Home » De Tomaso ora nelle mani dei cinesi

STORIA COMINCIATA MALE E FINITA PEGGIO. ITALIA 0- CINA 1. ITALIA, 1,04 MILIONI DI EURO VERSUS CINA, 1,05 MILIONI DI EURO. COSI’, PER “2 SPICCIOLI” IN PIU’, LA CINESE IDEAL TEAM VENTURES LIMITED, CON SEDE OPERATIVA A HONG KONG (PRODUCE AUTO IN CINA) MA LEGALE NELLE ISOLE VERGINI BRITANNICHE, SI E’ AGGIUDICATA, SENZA ALCUN PIANO INDUSTRIALE, L’ASTA GIUDIZIARIA BATTENDO L’ITALIANA EOS PORTANDOSI A CASA L’ITALIANISSIMA DE TOMASO.

La triste storia, qualcuno direbbe “all’italiana”, parrebbe ripetersi ancora una volta. Era infatti il 2009 quando il piemontese Rossignolo, ex Presidente Telecom Italia, rilevò la De Tomaso assicurando di riportarla ai fasti del passato. Peccato che, a parte la bufala della Deauville, presentata al Salone di Ginevra 2011 ma mai andata oltre la fase di concept, non fece altro se non finire sotto inchiesta per truffa aggravata ai danni dello Stato.

Solo lo scorso marzo 2015, i diritti del marchio automobilistico De Tomaso e il prototipo della Deauville erano stati acquisiti da L3 Holding, un soggetto svizzero-lussemburghese conosciuto per avere sotto controllo Lotus F1. Dopo aver battuto l’italiana Eos (2.050.000 euro contro i 900.000 di Eos), firmo’ un piano industriale che prevedeva, sfruttando le capacità “in house” nella produzione e lavorazione della fibra di carbonio, di assumere 360 persone entro il 2021 e di arrivare a una produzione annuale, a pieno regime, di 4.500 esemplari di vetture sportive a due posti. Peccato che la somma prevista non fu mai corrisposta.

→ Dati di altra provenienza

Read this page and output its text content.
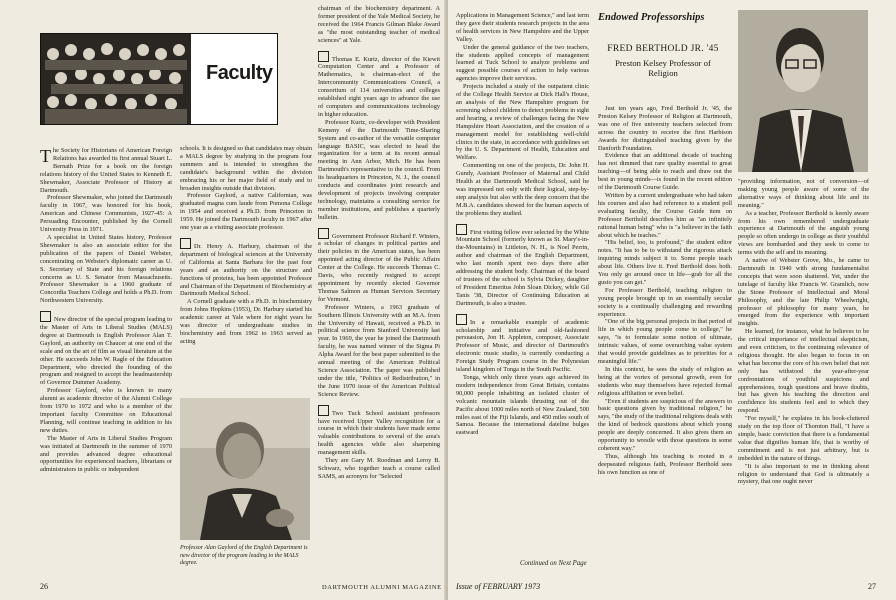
Faculty

The Society for Historians of American Foreign Relations has awarded its first annual Stuart L. Bernath Prize for a book on the foreign relations history of the United States to Kenneth E. Shewmaker, Associate Professor of History at Dartmouth.

Professor Shewmaker, who joined the Dartmouth faculty in 1967, was honored for his book, American and Chinese Communists, 1927-45: A Persuading Encounter, published by the Cornell University Press in 1971.

A specialist in United States history, Professor Shewmaker is also an associate editor for the publication of the papers of Daniel Webster, concentrating on Webster's diplomatic career as U. S. Secretary of State and his foreign relations concerns as U. S. Senator from Massachusetts. Professor Shewmaker is a 1960 graduate of Concordia Teachers College and holds a Ph.D. from Northwestern University.

New director of the special program leading to the Master of Arts in Liberal Studies (MALS) degree at Dartmouth is English Professor Alan T. Gaylord, an authority on Chaucer at one end of the scale and on the art of film as visual literature at the other. He succeeds John W. Ragle of the Education Department, who directed the founding of the program and resigned to accept the headmastership of Governor Dummer Academy.

Professor Gaylord, who is known to many alumni as academic director of the Alumni College from 1970 to 1972 and who is a member of the important faculty Committee on Educational Planning, will continue teaching in addition to his new duties.

The Master of Arts in Liberal Studies Program was initiated at Dartmouth in the summer of 1970 and provides advanced degree educational opportunities for experienced teachers, librarians or administrators in public or independent

schools. It is designed so that candidates may obtain a MALS degree by studying in the program four summers and is intended to strengthen the candidate's background within the division embracing his or her major field of study and to broaden insights outside that division.

Professor Gaylord, a native Californian, was graduated magna cum laude from Pomona College in 1954 and received a Ph.D. from Princeton in 1959. He joined the Dartmouth faculty in 1967 after one year as a visiting associate professor.

Dr. Henry A. Harbury, chairman of the department of biological sciences at the University of California at Santa Barbara for the past four years and an authority on the structure and functions of proteins, has been appointed Professor and Chairman of the Department of Biochemistry at Dartmouth Medical School.

A Cornell graduate with a Ph.D. in biochemistry from Johns Hopkins (1953), Dr. Harbury started his academic career at Yale where for eight years he was director of undergraduate studies in biochemistry and from 1962 to 1963 served as acting

Professor Alan Gaylord of the English Department is new director of the program leading to the MALS degree.

chairman of the biochemistry department. A former president of the Yale Medical Society, he received the 1964 Francis Gilman Blake Award as "the most outstanding teacher of medical sciences" at Yale.

Thomas E. Kurtz, director of the Kiewit Computation Center and a Professor of Mathematics, is chairman-elect of the Intercommunity Communications Council, a consortium of 114 universities and colleges established eight years ago to advance the use of computers and communications technology in higher education.

Professor Kurtz, co-developer with President Kemeny of the Dartmouth Time-Sharing System and co-author of the versatile computer language BASIC, was elected to head the organization for a term at its recent annual meeting in Ann Arbor, Mich. He has been Dartmouth's representative to the council. From its headquarters in Princeton, N. J., the council conducts and coordinates joint research and development of projects involving computer technology, maintains a consulting service for member institutions, and publishes a quarterly bulletin.

Government Professor Richard F. Winters, a scholar of changes in political parties and their policies in the American states, has been appointed acting director of the Public Affairs Center at the College. He succeeds Thomas C. Davis, who recently resigned to accept appointment by recently elected Governor Thomas Salmon as Human Services Secretary for Vermont.

Professor Winters, a 1963 graduate of Southern Illinois University with an M.A. from the University of Hawaii, received a Ph.D. in political science from Stanford University last year. In 1969, the year he joined the Dartmouth faculty, he was named winner of the Sigma Pi Alpha Award for the best paper submitted to the annual meeting of the American Political Science Association. The paper was published under the title, "Politics of Redistribution," in the June 1970 issue of the American Political Science Review.

Two Tuck School assistant professors have received Upper Valley recognition for a course in which their students have made some valuable contributions to several of the area's health agencies while also sharpening management skills.

They are Gary M. Roodman and Leroy B. Schwarz, who together teach a course called SAMS, an acronym for "Selected

26	DARTMOUTH ALUMNI MAGAZINE

Applications in Management Science," and last term they gave their students research projects in the area of health services in New Hampshire and the Upper Valley.

Under the general guidance of the two teachers, the students applied concepts of management learned at Tuck School to analyze problems and suggest possible courses of action to help various agencies improve their services.

Projects included a study of the outpatient clinic of the College Health Service at Dick Hall's House, an analysis of the New Hampshire program for screening school children to detect problems in sight and hearing, a review of challenges facing the New Hampshire Heart Association, and the creation of a management model for establishing well-child clinics in the state, in accordance with guidelines set by the U. S. Department of Health, Education and Welfare.

Commenting on one of the projects, Dr. John H. Gundy, Assistant Professor of Maternal and Child Health at the Dartmouth Medical School, said he was impressed not only with their logical, step-by-step analysis but also with the deep concern that the M.B.A. candidates showed for the human aspects of the problems they studied.

First visiting fellow ever selected by the White Mountain School (formerly known as St. Mary's-in-the-Mountains) in Littleton, N. H., is Noel Perrin, author and chairman of the English Department, who last month spent two days there after addressing the student body. Chairman of the board of trustees of the school is Sylvia Dickey, daughter of President Emeritus John Sloan Dickey, while Gil Tanis '38, Director of Continuing Education at Dartmouth, is also a trustee.

In a remarkable example of academic scholarship and initiative and old-fashioned persuasion, Jon H. Appleton, composer, Associate Professor of Music, and director of Dartmouth's electronic music studio, is currently conducting a Foreign Study Program course in the Polynesian island kingdom of Tonga in the South Pacific.

Tonga, which only three years ago achieved its modern independence from Great Britain, contains 90,000 people inhabiting an isolated cluster of volcanic mountain islands thrusting out of the Pacific about 1000 miles north of New Zealand, 500 miles east of the Fiji Islands, and 450 miles south of Samoa. Because the international dateline bulges eastward

Continued on Next Page
Endowed Professorships
FRED BERTHOLD JR. '45
Preston Kelsey Professor of Religion

Just ten years ago, Fred Berthold Jr. '45, the Preston Kelsey Professor of Religion at Dartmouth, was one of five university teachers selected from across the country to receive the first Harbison Awards for distinguished teaching given by the Danforth Foundation.

Evidence that an additional decade of teaching has not dimmed that rare quality essential to great teaching—of being able to reach and draw out the best in young minds—is found in the recent edition of the Dartmouth Course Guide.

Written by a current undergraduate who had taken his courses and also had reference to a student poll evaluating faculty, the Course Guide item on Professor Berthold describes him as "an infinitely rational human being" who is "a believer in the faith about which he teaches."

"His belief, too, is profound," the student editor notes. "It has to be to withstand the rigorous attack inquiring minds subject it to. Some people teach about life. Others live it. Fred Berthold does both. You only go around once in life—grab for all the gusto you can get."

For Professor Berthold, teaching religion to young people brought up in an essentially secular society is a continually challenging and rewarding experience.

"One of the big personal projects in that period of life in which young people come to college," he says, "is to formulate some notion of ultimate, intrinsic values, of some overarching value system that would provide guidelines as to priorities for a meaningful life."

In this context, he sees the study of religion as being at the vortex of personal growth, even for students who may themselves have rejected formal religious affiliation or even belief.

"Even if students are suspicious of the answers to basic questions given by traditional religion," he says, "the study of the traditional religions deals with the kind of bedrock questions about which young people are deeply concerned. It also gives them an opportunity to wrestle with those questions in some coherent way."

Thus, although his teaching is rooted in a deepseated religious faith, Professor Berthold sees his own function as one of

"providing information, not of conversion—of making young people aware of some of the alternative ways of thinking about life and its meaning."

As a teacher, Professor Berthold is keenly aware from his own remembered undergraduate experience at Dartmouth of the anguish young people so often undergo in college as their youthful views are bombarded and they seek to come to terms with the self and its meaning.

A native of Webster Grove, Mo., he came to Dartmouth in 1940 with strong fundamentalist concepts that were soon shattered. Yet, under the tutelage of faculty like Francis W. Gramlich, now the Stone Professor of Intellectual and Moral Philosophy, and the late Philip Wheelwright, professor of philosophy for many years, he emerged from the experience with important insights.

He learned, for instance, what he believes to be the critical importance of intellectual skepticism, and even criticism, to the continuing relevance of religious thought. He also began to focus in on what has become the core of his own belief that not only has withstood the year-after-year confrontations of youthful suspicions and apprehensions, tough questions and brave doubts, but has given his teaching the direction and confidence his students feel and to which they respond.

"For myself," he explains in his book-cluttered study on the top floor of Thornton Hall, "I have a simple, basic conviction that there is a fundamental value that dignifies human life, that is worthy of commitment and is not just arbitrary, but is imbedded in the nature of things.

"It is also important to me in thinking about religion to understand that God is ultimately a mystery, that one ought never

Issue of FEBRUARY 1973	27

Fu così che lo storico marchio è stato di nuovo messo all’asta, la cinese Ideal Team Venture ha vinto la gara per soli 10.000 euro in più (per un milione e 50 mila euro contro il milione e 40 mila euro dell’italiana Eos) buttando nello sconforto i 900 lavoratori, e non solo, che speravano di ritornare a produrre automobili nel torinese.

Giampaolo Salsi, avvocato della società cinese vincitrice, ha dichiarato che: … si ha intenzione di utilizzare il marchio De Tomaso“.

Concludiamo con l’amaro in bocca; un altro prestigioso marchio italiano, nel quasi silenzio delle istituzioni e della politica, varcherà i confini e le auto si faranno (forse) in Cina e non in Italia.